Why do some Italian recipes reduce an entire table to silence after the first bite? Arrabbiata is one of them. Five ingredients, an honest technique, and a sauce that stays in your memory.

The red of this sauce is deep—almost burgundy after reducing, far from the bright red of a raw tomato. Every ridge of the penne is saturated, the surface of the pasta shiny with oil and concentrated tomato. The rising aroma mixes garlic sautéed in hot oil—that slightly sweet, almost caramelized scent—and the dull heat of the chili, discreet to the nose, which only truly manifests after swallowing. Grated Pecorino melts in small white islands on top.
Why you’ll love this recipe
Ingredient Notes

All recipe ingredients gathered: penne, passata, garlic, chili, Pecorino, and parsley.
- Passata : Passata is just pureed and strained tomatoes—smoother than crushed, denser than industrial coulis. For arrabbiata, it’s the right choice: it reduces well and clings to the pasta without being grainy. Cirio is solid, but any Italian passata with a short ingredient list will do.
- Chili flakes : Flakes, not powder. Powder gives a diffuse and uniform heat; flakes provide small peaks of heat depending on where they land. It changes how you experience the spiciness. One teaspoon to stay reasonable.
- Pecorino Romano : You could use parmesan. Some do. But Pecorino Romano is saltier, more robust, with a slightly sharp edge that pairs well with the acidity of the tomato. If you can’t find it, ordinary Pecorino can work; parmesan also works but the profile is milder, less sharp.
- Garlic : Two cloves, smashed flat with the side of a knife—not minced. Smashed, the garlic gently infuses the oil and can be easily removed before serving if needed. Minced, it would melt into the sauce and become more aggressive.
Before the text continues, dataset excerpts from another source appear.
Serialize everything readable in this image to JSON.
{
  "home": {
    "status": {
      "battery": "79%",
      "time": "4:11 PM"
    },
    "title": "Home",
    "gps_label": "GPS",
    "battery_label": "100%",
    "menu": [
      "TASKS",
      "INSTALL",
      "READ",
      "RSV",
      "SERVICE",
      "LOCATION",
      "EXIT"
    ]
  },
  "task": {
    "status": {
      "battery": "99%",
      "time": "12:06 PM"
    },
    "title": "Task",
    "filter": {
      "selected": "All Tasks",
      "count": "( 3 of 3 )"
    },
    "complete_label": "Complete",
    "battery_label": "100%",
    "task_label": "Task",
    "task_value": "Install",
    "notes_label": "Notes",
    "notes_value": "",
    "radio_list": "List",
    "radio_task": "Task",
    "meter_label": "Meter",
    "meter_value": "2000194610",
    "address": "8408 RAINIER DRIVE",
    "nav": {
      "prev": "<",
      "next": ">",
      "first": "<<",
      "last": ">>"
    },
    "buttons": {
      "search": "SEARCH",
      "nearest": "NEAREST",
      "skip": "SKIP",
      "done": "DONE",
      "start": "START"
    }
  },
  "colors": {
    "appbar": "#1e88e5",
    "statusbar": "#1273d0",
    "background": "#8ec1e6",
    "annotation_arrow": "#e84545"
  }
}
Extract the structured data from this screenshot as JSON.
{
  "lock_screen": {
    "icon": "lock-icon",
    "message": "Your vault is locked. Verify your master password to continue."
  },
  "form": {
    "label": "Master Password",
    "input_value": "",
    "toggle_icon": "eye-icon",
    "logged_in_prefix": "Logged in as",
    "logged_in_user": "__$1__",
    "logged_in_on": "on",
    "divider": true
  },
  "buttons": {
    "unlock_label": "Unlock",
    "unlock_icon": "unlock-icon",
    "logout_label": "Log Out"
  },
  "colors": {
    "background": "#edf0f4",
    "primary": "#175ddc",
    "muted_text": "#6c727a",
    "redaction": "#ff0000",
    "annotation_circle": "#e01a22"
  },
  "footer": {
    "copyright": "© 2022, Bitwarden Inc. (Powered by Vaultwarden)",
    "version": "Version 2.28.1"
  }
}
Here we want the aroma, not the pieces.
Garlic first, and no joking around
Heat the olive oil over medium heat—not too high. The smashed garlic should make a soft hiss as it enters the pan, that little sizzle confirming the temperature is right. Add the chili flakes directly into the oil with the garlic. Watch closely. This is the most technical moment of the entire recipe: the garlic must turn golden like light caramel, with slightly browned edges, but absolutely not burnt. One second too long and it becomes bitter, and the sauce won’t recover. Two minutes over medium heat, no more.
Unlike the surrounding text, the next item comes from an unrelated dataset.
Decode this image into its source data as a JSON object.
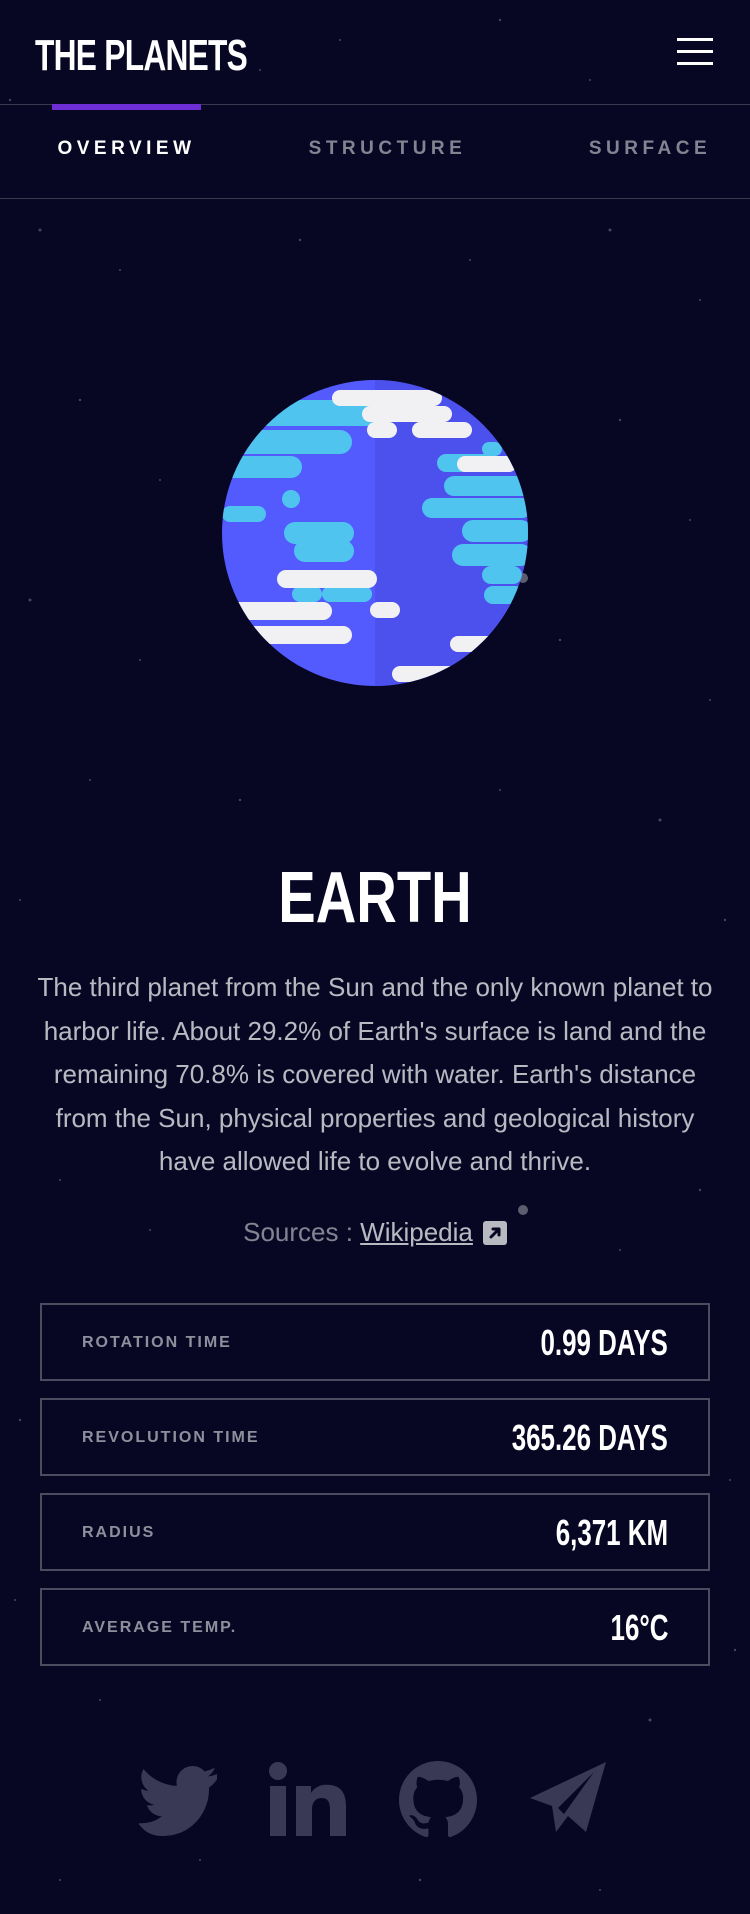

The sauce that takes its time
Pour in the passata all at once—it will splatter a bit, that’s normal. Lower the heat immediately. Season with salt and pepper, and stir. The sauce will change from bright red to a darker, more concentrated red during cooking. Allow fifteen to twenty minutes over low heat, stirring occasionally—the surface should bubble gently, not a rolling boil. During this time, start your pasta in a large pot of very salty water. Just before adding the drained pasta, stir the chopped parsley into the sauce for a touch of freshness and color.
The junction that changes everything
Drain the penne al dente—reserving a small ladle of cooking water in a bowl. Don’t forget it. Pour the pasta directly into the pan with the sauce and sauté everything over medium-high heat for a good minute: the penne absorbs, the sauce clings to the ridges. If it seems too thick and the pasta starts to stick together, add a splash of the reserved cooking water—it’s loaded with starch, binds the sauce, and gives it that characteristic shine. The result should be coated, neither dry nor liquid.
To the table—and Pecorino last
Serve immediately, pasta doesn’t wait. Grated Pecorino Romano goes on the plates at the last second—not before, otherwise it melts into a mass in the pan and loses its slightly grainy texture. This salty, lingering cheese balances the tomato’s acidity and the chili’s heat. Put the rest of the Pecorino in a small bowl on the table. People always go for seconds.

Tips & Tricks
- Never throw away the cooking water before finishing the sauce. A ladle is enough, but it literally changes the texture: the starch it contains binds the sauce and makes it adhere to the pasta in a way nothing else can imitate.
- If the garlic colors too quickly, remove it from the pan before adding the passata. Its job is done—it has flavored the oil. Burnt garlic in the sauce ruins everything else.
- Pecorino Romano is naturally very salty. Taste the sauce before seasoning, and wait until you’ve grated the cheese onto the plate before concluding it needs more salt.

Can I replace penne with other pasta?
Yes, but penne rigate remains the best choice—their ridges and tubular shape hold the sauce both inside and out. Rigatoni also work very well. Avoid long pasta like spaghetti, which doesn’t coat as well with such a thick sauce.
How to store and reheat leftovers?
Penne arrabbiata keeps for 2 days in the refrigerator in an airtight container. To reheat, add a splash of water to a pan over medium heat and stir until the sauce is uniform again. The microwave dries out the pasta—best to avoid it.